I believe that in the face of global crisis, the ability to do something becomes the most valuable thing in the world. I believe that when you stop watching and start acting, you go from hoping for something better to actually making better things happen. I believe that the salvation of humanity is possible, but only through the hearts and hands of humans.
I am inheriting a frightening world. As a sophomore in high school I felt the trauma of Columbine. My first semester of college was sobered by 9/11 and the following semesters kept that way by the War in Iraq. Within three months of graduating and taking my first steps into the “real world” my already bruised heart was broken wide open by the horror of Katrina. Last week I turned 23 to yet more war and extremism in the Middle East and yet more record heat across the United States.
There aren’t many certainties for me, but the ones I do have are not often positive. I am sure that climate change is happening and will dramatically affect my life, that the oil is indeed running out, and that Social Security will not be around by the time I need it.

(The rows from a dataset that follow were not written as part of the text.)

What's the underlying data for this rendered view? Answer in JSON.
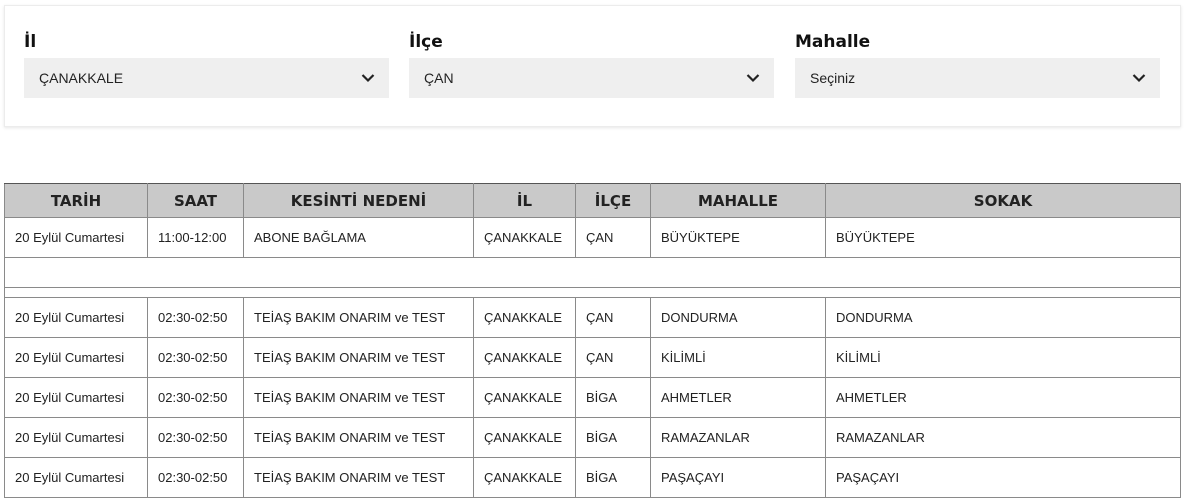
{
  "filters": {
    "il": {
      "label": "İl",
      "value": "ÇANAKKALE"
    },
    "ilce": {
      "label": "İlçe",
      "value": "ÇAN"
    },
    "mahalle": {
      "label": "Mahalle",
      "value": "Seçiniz"
    }
  },
  "table": {
    "headers": [
      "TARİH",
      "SAAT",
      "KESİNTİ NEDENİ",
      "İL",
      "İLÇE",
      "MAHALLE",
      "SOKAK"
    ],
    "rows": [
      [
        "20 Eylül Cumartesi",
        "11:00-12:00",
        "ABONE BAĞLAMA",
        "ÇANAKKALE",
        "ÇAN",
        "BÜYÜKTEPE",
        "BÜYÜKTEPE"
      ],
      [
        "20 Eylül Cumartesi",
        "02:30-02:50",
        "TEİAŞ BAKIM ONARIM ve TEST",
        "ÇANAKKALE",
        "ÇAN",
        "DONDURMA",
        "DONDURMA"
      ],
      [
        "20 Eylül Cumartesi",
        "02:30-02:50",
        "TEİAŞ BAKIM ONARIM ve TEST",
        "ÇANAKKALE",
        "ÇAN",
        "KİLİMLİ",
        "KİLİMLİ"
      ],
      [
        "20 Eylül Cumartesi",
        "02:30-02:50",
        "TEİAŞ BAKIM ONARIM ve TEST",
        "ÇANAKKALE",
        "BİGA",
        "AHMETLER",
        "AHMETLER"
      ],
      [
        "20 Eylül Cumartesi",
        "02:30-02:50",
        "TEİAŞ BAKIM ONARIM ve TEST",
        "ÇANAKKALE",
        "BİGA",
        "RAMAZANLAR",
        "RAMAZANLAR"
      ],
      [
        "20 Eylül Cumartesi",
        "02:30-02:50",
        "TEİAŞ BAKIM ONARIM ve TEST",
        "ÇANAKKALE",
        "BİGA",
        "PAŞAÇAYI",
        "PAŞAÇAYI"
      ]
    ]
  },
  "icons": {
    "dropdown": "chevron-down-icon"
  }
}
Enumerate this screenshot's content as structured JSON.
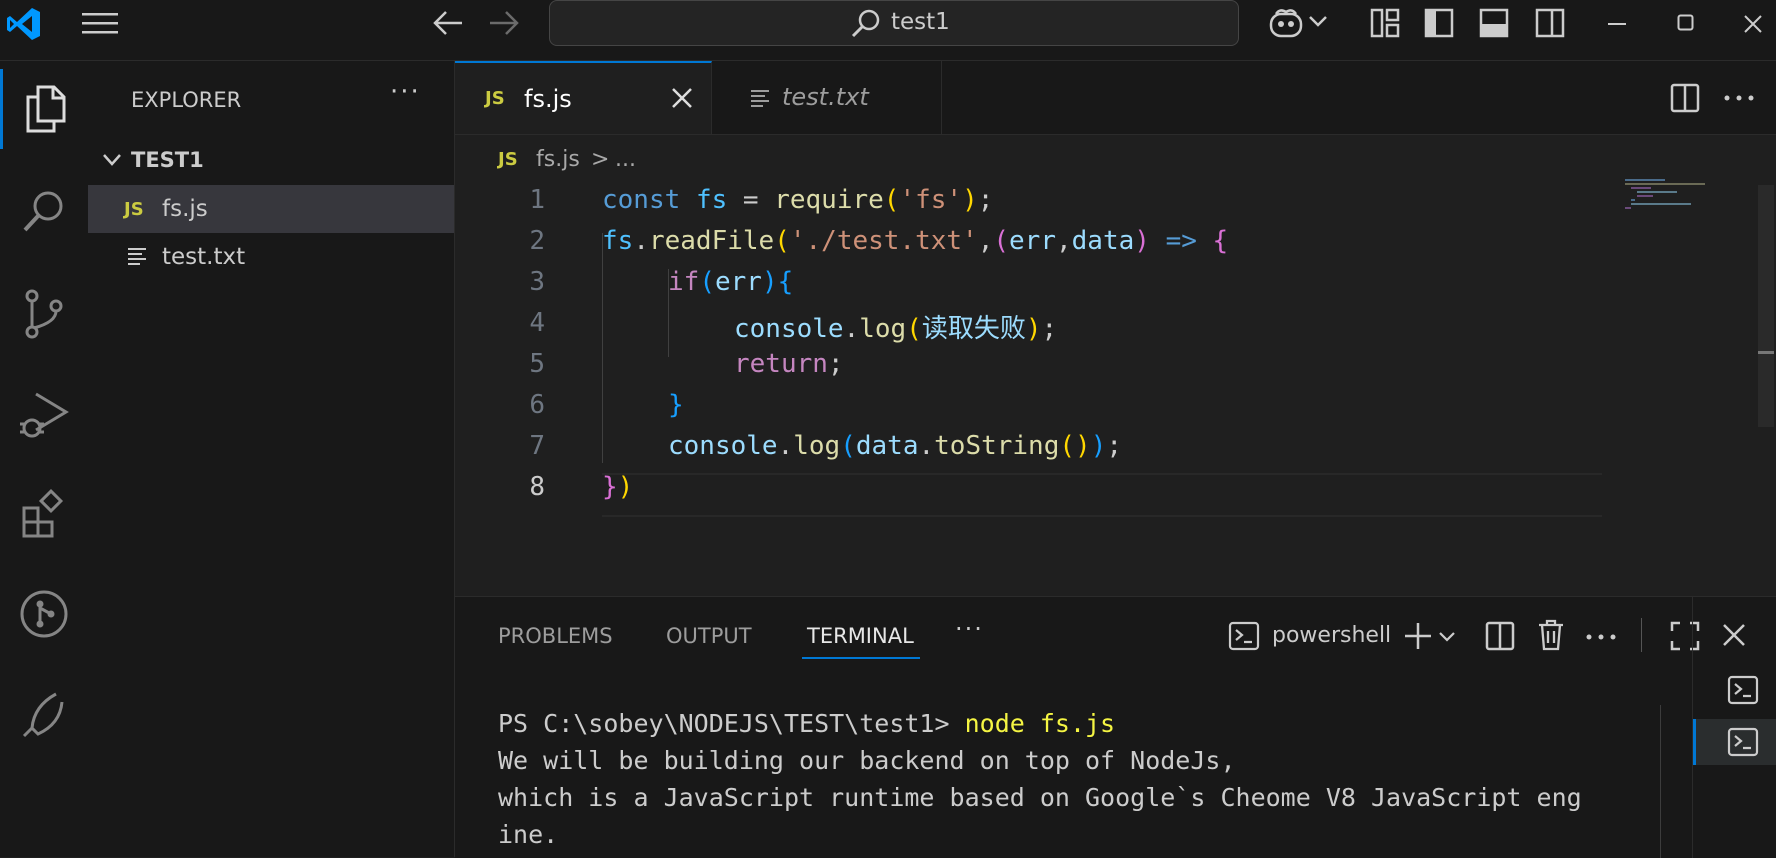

You might wonder how I can live with this perspective and still profess belief in the capacity of humanity to save itself.
The simple answer is that I have to. I do not have the luxury of being able to shake my head gravely while dispassionately saying “Well, we’re doomed.” My life is ahead of me, and come what may I cannot separate my personal future from that of the world. Working for miracles, in some ways, is just a matter of survival right now.
The better answer though, the most true one, relies on something deeper than belief. It relies on knowledge.
Maybe it is something that people forget as they age or maybe it is something that most never realize, but as I stand here on the edge of the beginning of my life I am keenly, even frighteningly, aware of something. My future is created by my decisions in the present. Any great success or failure that will ever befall me hinges on what I choose in this moment and the next and the next. In my bones I know that this is true for us as a planet too.
Either we act and build on our collective dreams of justice, compassion, peace, and love, or we fail. This simple choice has always been presented to us, but never has it been so clear. It is not certain that we will choose it now, but I don’t know if we have ever had more reason to do so.
This isn’t a matter of “can we” but of “will we.” Though it is a terrifying thing to be young right now, there is no other place I would rather be than here, being part of that choice for a future.